California-based employers who send workers from other states into California must pay the employees pursuant to California law, not the law of the state where the employees reside, according to the Ninth Circuit Court of Appeals in Sullivan v. Oracle Corp. 06-56649 (9th Cir. Dec. 13, 2011). 

In Sullivan, Oracle hired “Instructors” to train customers to use Oracle software. Oracle classified its Instructors as “teachers,” exempt from the overtime provisions of California’s Labor Code. Plaintiff instructors filed a class action against Oracle alleging: (1) Oracle failed to pay overtime to nonresidents for work performed in CA; (2) violations of the Unfair Competition Law (“UCL”) based on alleged violations in the first claim; and, (3) a UCL claim based on violations of federal law under the FLSA. The Court overturned a district court decision granting summary judgment to Oracle on plaintiffs’ putative class action.


The Ninth Circuit sought guidance from the California Supreme Court on several state law issues, including whether the California Labor Code applies to overtime work performed in-state for a California-based employer by out-of-state plaintiffs. The California Supreme Court concluded that California’s overtime law applies to work performed in-state by these nonresident employees since their company was headquartered in California. The Ninth Circuit adopted the California Supreme Court’s answers to hold that California’s overtime provisions applied to work performed in-state by nonresident plaintiffs. The Court rejected Defendant’s argument that the application of the California Labor Code to the nonresident plaintiffs’ work violated the Due Process Clause of the Fourteenth Amendment and the Dormant Commerce Clause of the U.S. Constitution.

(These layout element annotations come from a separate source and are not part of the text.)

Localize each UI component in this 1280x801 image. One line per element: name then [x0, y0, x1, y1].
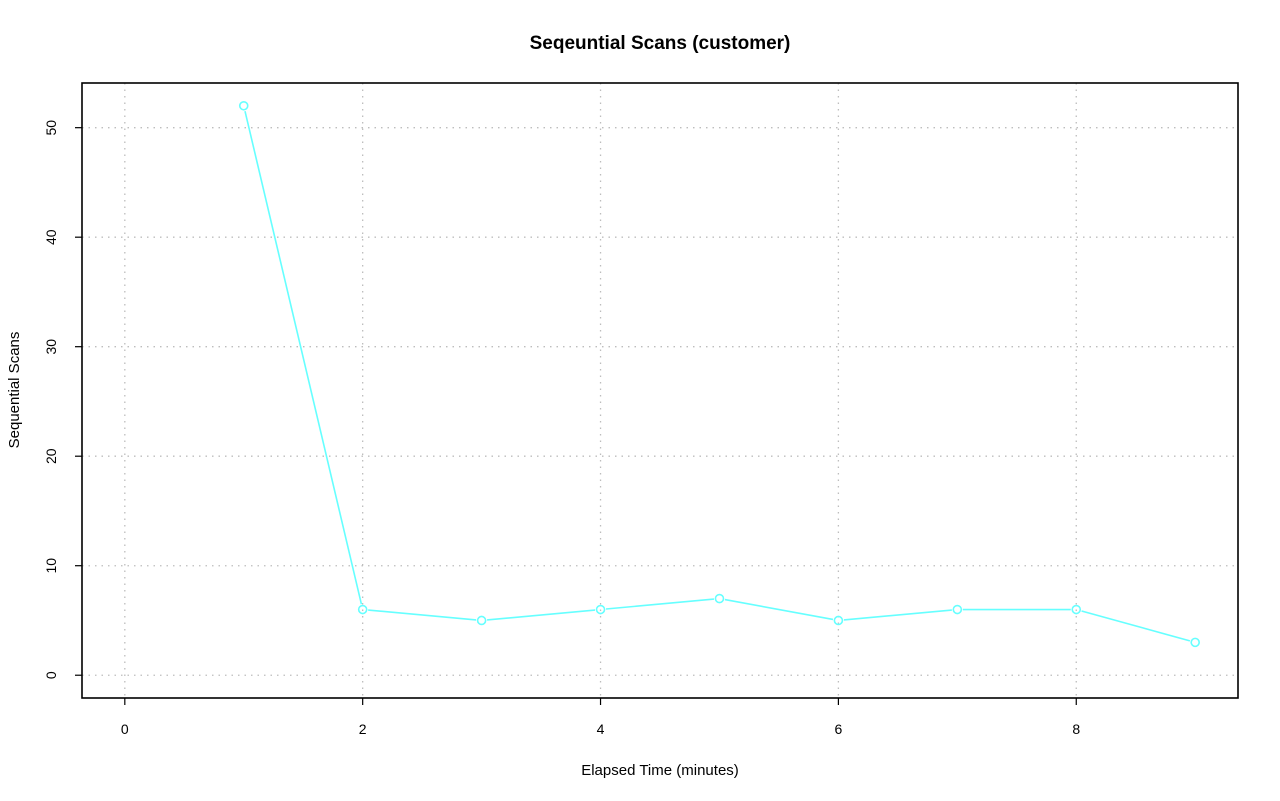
- x-tick-label: 4: [597, 721, 605, 737]
- y-axis: 0 10 20 30 40 50: [43, 120, 82, 679]
- data-point: [714, 593, 725, 604]
- x-axis-label: Elapsed Time (minutes): [581, 762, 739, 779]
- data-point: [833, 615, 844, 626]
- y-axis-label: Sequential Scans: [6, 332, 23, 449]
- x-tick-label: 2: [359, 721, 367, 737]
- x-tick-label: 0: [121, 721, 129, 737]
- series-line-segment: [244, 110, 363, 605]
- series-line-segment: [368, 609, 477, 621]
- series-line-segment: [487, 609, 596, 621]
- series-line-segment: [1081, 610, 1191, 642]
- y-tick-label: 10: [43, 558, 59, 574]
- x-tick-label: 6: [834, 721, 842, 737]
- x-axis: 0 2 4 6 8: [121, 698, 1080, 737]
- y-tick-label: 0: [43, 671, 59, 679]
- data-point: [1190, 637, 1200, 648]
- chart-title: Seqeuntial Scans (customer): [530, 33, 791, 54]
- data-point: [238, 100, 249, 111]
- grid: [82, 83, 1238, 698]
- series-line-segment: [724, 598, 834, 621]
- series-layer: [238, 100, 1200, 648]
- data-point: [357, 604, 368, 615]
- y-tick-label: 50: [43, 120, 59, 136]
- y-tick-label: 30: [43, 339, 59, 355]
- data-point: [595, 604, 606, 615]
- series-line-segment: [605, 598, 715, 610]
- x-tick-label: 8: [1072, 721, 1080, 737]
- data-point: [1071, 604, 1082, 615]
- y-tick-label: 20: [43, 448, 59, 464]
- plot-frame: [81, 82, 1239, 699]
- series-line-segment: [843, 609, 952, 621]
- data-point: [952, 604, 963, 615]
- data-point: [476, 615, 487, 626]
- y-tick-label: 40: [43, 229, 59, 245]
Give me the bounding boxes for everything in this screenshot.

Employers must understand that if you are headquartered in California and have employees residing in other states, those employees must be paid pursuant to California law if they enter California for a full day or more. This decision will affect perhaps thousands of workers sent from out of state to work on assignments in California for days or weeks. The greatest impact will be on non-exempt workers who will be entitled to daily overtime, a rarity in most other states. All employers who send non-exempt, out of state employees to work in California should seek legal advice regarding the impact, if any, of this decision on the employer’s procedures.  The decision also may be an ominous sign for employers with respect to how the Court may rule in the meal and rest break cases pending before the Court.